Nicht in der Jugend- und Bildungsarbeit, die ja nun seit Jahren auch eine tolle Arbeit macht, die viel zu wenig bekannt ist. Dort hat man das natürlich immer behandelt. Das heißt aber, insofern brach gedenkpolitisch in der Vergangenheit der Volksbund auseinander. Es gab die einen, die sehr traditionell sozusagen die Angehörigen pflegen, die historisch-politischen Fragen hinaushalten wollten, und andere, die mit Jugendlichen arbeiten, die sich mit der Geschichte konfrontieren, ethisch-moralische Fragen diskutieren und eine tolle Arbeit machen, und dafür übrigens sind wir ja auch vielfach gewürdigt worden bis hin zum Deutschen Nationalpreis in diesem Jahr. Es bricht auseinander, aber die Kräfte, die dies nicht wollen, haben jetzt die Oberhand und jetzt muss man sehen, wie es weitergeht.

"Dass man mit der eigenen Familiengeschichte mit drin steckt"

Heckmann: Steckt dahinter auch so eine Haltung, die man beschreiben könnte mit den Worten, über Tote spricht man nicht schlecht? Wird da versucht, so ein bisschen den Mantel des Schweigens darüberzulegen?

Meckel: Das ist eine ganz wichtige Dimension, die immer wieder angesprochen wurde in der Debatte. Es ist natürlich verständlich, dass man, wenn es um die eigenen Verwandten und Angehörigen geht, es war zwar da viel Schlimmes, aber dass man mit der eigenen Familiengeschichte möglicherweise mit drin steckt. Das ist schwer zu verkraften. Ich kann das ja auch nachvollziehen.

Mein Vater war Wehrmachtsoffizier. Er war etwa in Weißrussland, wie ich weiß. Ich weiß nicht, was er dort gemacht hat, und als ich jetzt letztens wieder dort war, macht mich das bis heute betroffen, wenn man weiß, dass ein Drittel der Bevölkerung fast umgekommen ist. Man fragt sich, wie war er da beteiligt. Und selbst wenn er nicht direkt beteiligt war, war er natürlich Teil dieser militärischen Macht, die diese Verbrechen möglich gemacht hat. Da kommen wir nicht von weg und dem müssen wir uns stellen, einschließlich der Dimension, dass dies in die eigene Familie hineinreicht, und das macht natürlich betroffen und schafft uns eine Verantwortung, die wir natürlich auch weitertragen müssen. Das sind ja wichtige Fragen, die uns bis heute berühren, denn in diesen Ländern sind wir heute unterwegs und tragen wir auch heute außenpolitische Verantwortung.
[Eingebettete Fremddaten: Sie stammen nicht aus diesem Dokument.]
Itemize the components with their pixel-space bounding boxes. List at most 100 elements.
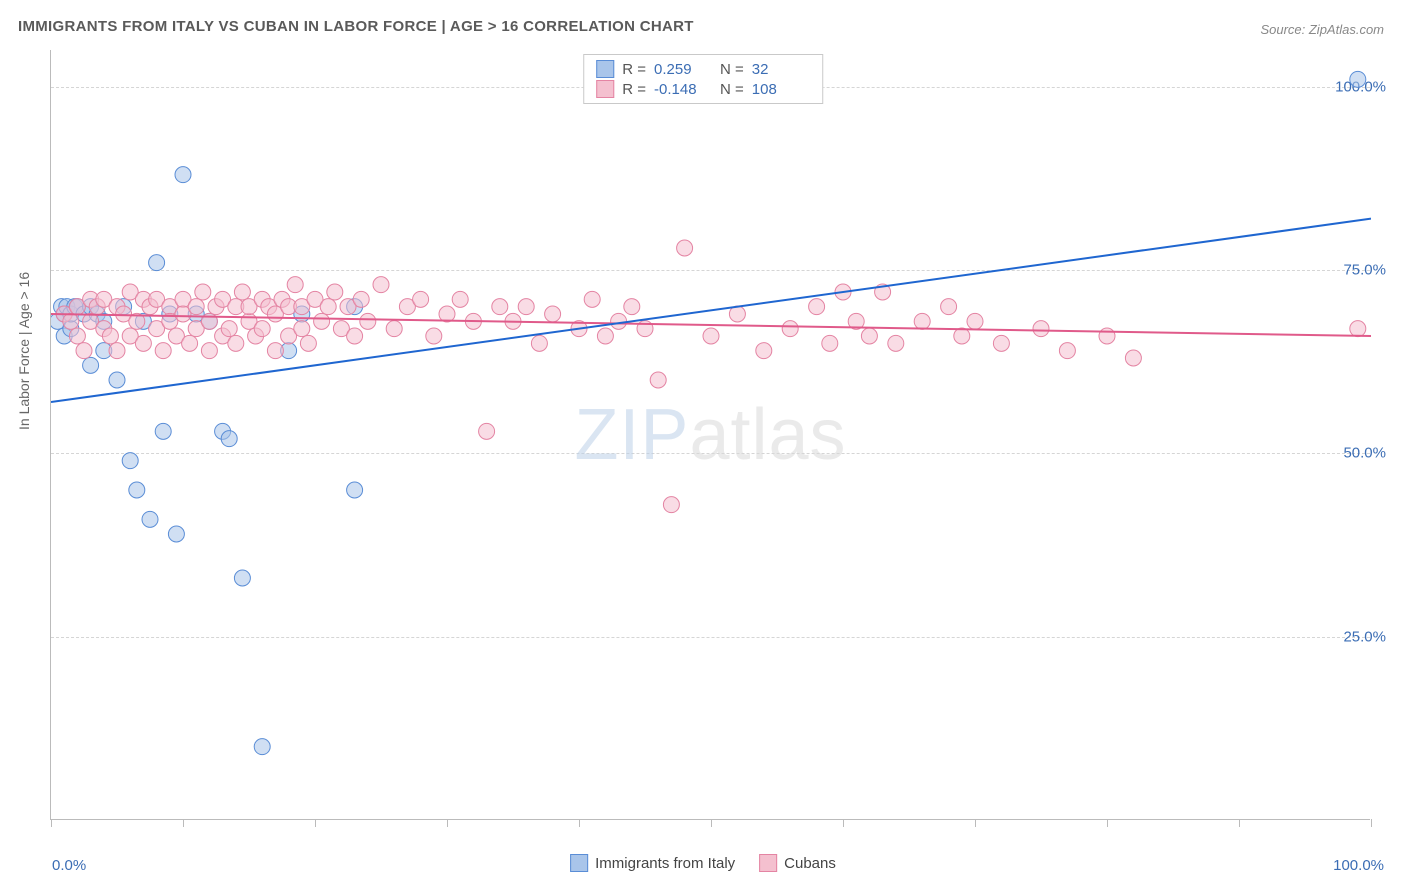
data-point (888, 335, 904, 351)
x-tick (1239, 819, 1240, 827)
data-point (1125, 350, 1141, 366)
data-point (320, 299, 336, 315)
legend-item-italy: Immigrants from Italy (570, 854, 735, 872)
n-label: N = (720, 61, 744, 78)
r-label: R = (622, 81, 646, 98)
data-point (597, 328, 613, 344)
data-point (1350, 321, 1366, 337)
data-point (492, 299, 508, 315)
data-point (287, 277, 303, 293)
data-point (188, 299, 204, 315)
data-point (914, 313, 930, 329)
data-point (360, 313, 376, 329)
data-point (413, 291, 429, 307)
data-point (135, 335, 151, 351)
legend-series: Immigrants from Italy Cubans (570, 854, 836, 872)
data-point (347, 328, 363, 344)
data-point (129, 482, 145, 498)
data-point (809, 299, 825, 315)
data-point (386, 321, 402, 337)
data-point (76, 343, 92, 359)
data-point (63, 313, 79, 329)
n-value-cubans: 108 (752, 81, 810, 98)
data-point (663, 497, 679, 513)
data-point (221, 431, 237, 447)
data-point (314, 313, 330, 329)
r-value-cubans: -0.148 (654, 81, 712, 98)
data-point (201, 343, 217, 359)
r-label: R = (622, 61, 646, 78)
data-point (373, 277, 389, 293)
data-point (1059, 343, 1075, 359)
data-point (822, 335, 838, 351)
legend-statistics: R = 0.259 N = 32 R = -0.148 N = 108 (583, 54, 823, 104)
data-point (941, 299, 957, 315)
x-tick-label-max: 100.0% (1333, 857, 1384, 874)
x-tick (1107, 819, 1108, 827)
data-point (426, 328, 442, 344)
data-point (993, 335, 1009, 351)
x-tick (315, 819, 316, 827)
data-point (155, 423, 171, 439)
data-point (182, 335, 198, 351)
x-tick (183, 819, 184, 827)
data-point (168, 526, 184, 542)
data-point (650, 372, 666, 388)
data-point (861, 328, 877, 344)
data-point (149, 255, 165, 271)
data-point (479, 423, 495, 439)
data-point (624, 299, 640, 315)
data-point (584, 291, 600, 307)
source-attribution: Source: ZipAtlas.com (1260, 22, 1384, 37)
data-point (531, 335, 547, 351)
legend-label-italy: Immigrants from Italy (595, 855, 735, 872)
data-point (300, 335, 316, 351)
data-point (83, 357, 99, 373)
data-point (782, 321, 798, 337)
data-point (611, 313, 627, 329)
data-point (967, 313, 983, 329)
data-point (518, 299, 534, 315)
data-point (109, 343, 125, 359)
data-point (234, 284, 250, 300)
legend-item-cubans: Cubans (759, 854, 836, 872)
plot-area: ZIPatlas (50, 50, 1370, 820)
swatch-cubans-b (759, 854, 777, 872)
data-point (347, 482, 363, 498)
data-point (122, 453, 138, 469)
n-value-italy: 32 (752, 61, 810, 78)
x-tick-label-min: 0.0% (52, 857, 86, 874)
x-tick (843, 819, 844, 827)
data-point (1099, 328, 1115, 344)
data-point (353, 291, 369, 307)
data-point (756, 343, 772, 359)
data-point (234, 570, 250, 586)
data-point (221, 321, 237, 337)
data-point (69, 328, 85, 344)
data-point (254, 321, 270, 337)
data-point (109, 372, 125, 388)
r-value-italy: 0.259 (654, 61, 712, 78)
x-tick (1371, 819, 1372, 827)
x-tick (447, 819, 448, 827)
data-point (1350, 71, 1366, 87)
data-point (294, 321, 310, 337)
data-point (142, 511, 158, 527)
data-point (1033, 321, 1049, 337)
swatch-italy-b (570, 854, 588, 872)
x-tick (711, 819, 712, 827)
n-label: N = (720, 81, 744, 98)
data-point (195, 284, 211, 300)
chart-title: IMMIGRANTS FROM ITALY VS CUBAN IN LABOR … (18, 18, 694, 35)
data-point (954, 328, 970, 344)
x-tick (51, 819, 52, 827)
data-point (267, 343, 283, 359)
chart-svg (51, 50, 1371, 820)
data-point (545, 306, 561, 322)
legend-stat-row-cubans: R = -0.148 N = 108 (596, 79, 810, 99)
x-tick (579, 819, 580, 827)
data-point (175, 167, 191, 183)
data-point (228, 335, 244, 351)
data-point (254, 739, 270, 755)
legend-stat-row-italy: R = 0.259 N = 32 (596, 59, 810, 79)
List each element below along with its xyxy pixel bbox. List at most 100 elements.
"Es ist bitter, dass wir dieses so nicht weiterführen konnten"

Heckmann: Herr Meckel, wir haben nur noch 30 Sekunden Zeit. Einen ganz kurzen Satz. Fühlen Sie sich als Gescheiterter? Und wenn ja, wie bitter ist das für Sie?

Meckel: Es ist bitter, dass wir dieses so nicht weiterführen konnten. Wir waren auf einem guten Weg mit vielen Mitstreitern, und dass das nun offensichtlich vor die Wand gelaufen ist, das tut mir außerordentlich leid: Für die Arbeit, für den Verband, auch für die Gesellschaft, die dieses Thema braucht. Ja, ich hätte es gerne weitergemacht, aber es ging nicht.

Heckmann: Markus Meckel war das hier live im Deutschlandfunk, bis gestern Präsident des Volksbundes Deutsche Kriegsgräberfürsorge. Herr Meckel, ich danke Ihnen für das Gespräch und Ihre Zeit.

Meckel: Herzlichen Dank Ihnen.

Äußerungen unserer Gesprächspartner geben deren eigene Auffassungen wieder. Der Deutschlandfunk macht sich Äußerungen seiner Gesprächspartner in Interviews und Diskussionen nicht zu eigen.